For me personally though being ‘‘an alcoholic’’ is quite simply just ‘‘as bad’’ as being ‘‘a middle-income earner’’ / an unmarried man in their 30s / a merely average price car driver’'… ect
(Not my ideal fantasty - But not exactly something which I would feel sad or upset about)
• I started going to the gym aged 14/15 because I had a motivation to do that.
My motivation was that I wanted to have a strong muscley body… But so to do that I had to endure going to then gym 3-4x per week.
No matter how tired I felt / How little I was in the mood to do it / How cold & rainy it was outside my warm house…
What motivated me to still push/force myself to get dressed & travel to the gym every day/week was the knowledge of the fact that if I didn’t go, my body wouldn’t be muscley / but so if I wanted to achieve that goal body I physically had to get myself inside the gym that frequently.

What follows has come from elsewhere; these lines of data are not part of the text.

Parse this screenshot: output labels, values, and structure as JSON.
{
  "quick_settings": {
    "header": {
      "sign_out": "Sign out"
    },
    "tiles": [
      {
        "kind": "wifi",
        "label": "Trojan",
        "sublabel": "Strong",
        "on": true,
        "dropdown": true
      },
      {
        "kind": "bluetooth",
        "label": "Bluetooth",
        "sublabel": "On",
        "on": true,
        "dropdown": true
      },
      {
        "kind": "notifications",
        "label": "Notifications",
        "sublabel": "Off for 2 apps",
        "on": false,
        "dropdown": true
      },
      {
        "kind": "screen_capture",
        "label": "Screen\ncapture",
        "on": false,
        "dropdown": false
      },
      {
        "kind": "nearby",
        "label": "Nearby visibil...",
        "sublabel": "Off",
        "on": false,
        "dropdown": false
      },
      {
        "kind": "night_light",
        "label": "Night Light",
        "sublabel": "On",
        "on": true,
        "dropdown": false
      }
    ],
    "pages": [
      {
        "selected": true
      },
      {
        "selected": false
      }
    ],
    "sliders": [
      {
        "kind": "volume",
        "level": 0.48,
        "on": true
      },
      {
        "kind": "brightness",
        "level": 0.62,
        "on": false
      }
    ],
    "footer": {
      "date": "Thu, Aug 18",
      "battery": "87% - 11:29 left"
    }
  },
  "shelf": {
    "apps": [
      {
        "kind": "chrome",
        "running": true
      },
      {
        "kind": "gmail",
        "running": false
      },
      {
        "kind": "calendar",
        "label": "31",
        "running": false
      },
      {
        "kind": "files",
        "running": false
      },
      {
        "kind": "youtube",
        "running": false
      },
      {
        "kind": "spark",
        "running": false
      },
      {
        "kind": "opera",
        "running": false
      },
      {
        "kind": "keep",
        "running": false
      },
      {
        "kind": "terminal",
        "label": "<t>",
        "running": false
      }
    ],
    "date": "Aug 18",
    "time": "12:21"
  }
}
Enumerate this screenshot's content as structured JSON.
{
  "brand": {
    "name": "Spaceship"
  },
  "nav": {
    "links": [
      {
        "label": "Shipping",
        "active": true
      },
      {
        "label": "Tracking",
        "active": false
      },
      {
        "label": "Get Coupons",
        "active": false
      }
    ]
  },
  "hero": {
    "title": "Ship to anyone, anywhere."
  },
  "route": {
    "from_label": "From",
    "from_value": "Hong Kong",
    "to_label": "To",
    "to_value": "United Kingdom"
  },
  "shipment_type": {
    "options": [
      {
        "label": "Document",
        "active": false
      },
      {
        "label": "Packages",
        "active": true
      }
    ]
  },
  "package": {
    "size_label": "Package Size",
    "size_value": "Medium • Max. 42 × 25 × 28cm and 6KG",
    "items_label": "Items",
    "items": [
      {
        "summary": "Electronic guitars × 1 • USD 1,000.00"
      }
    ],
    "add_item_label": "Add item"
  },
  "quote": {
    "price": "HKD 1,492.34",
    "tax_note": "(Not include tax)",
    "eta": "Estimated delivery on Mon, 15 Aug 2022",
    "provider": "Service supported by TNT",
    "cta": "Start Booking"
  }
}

(No especially motivated for the gym anymore just to say, as now I’m in my mid 30s, having a sexy muscley body means less to me vs when I was an 18-year old lad!) haha
However my motivation to do something was only ever because like with that example, if I did not do it, the result would be extremely negative for my day-to-day life (having a skinny small body if I didn’t go gym / having no money if I didn’t go to work / having no ££ savings if I didn’t save-up money)… ect
But with reducing/stopping drinking, I personally am struggling to see what the actual end benefit will be, that would crucially need to outweigh all the struggle & strain required daily, to make it net worth it?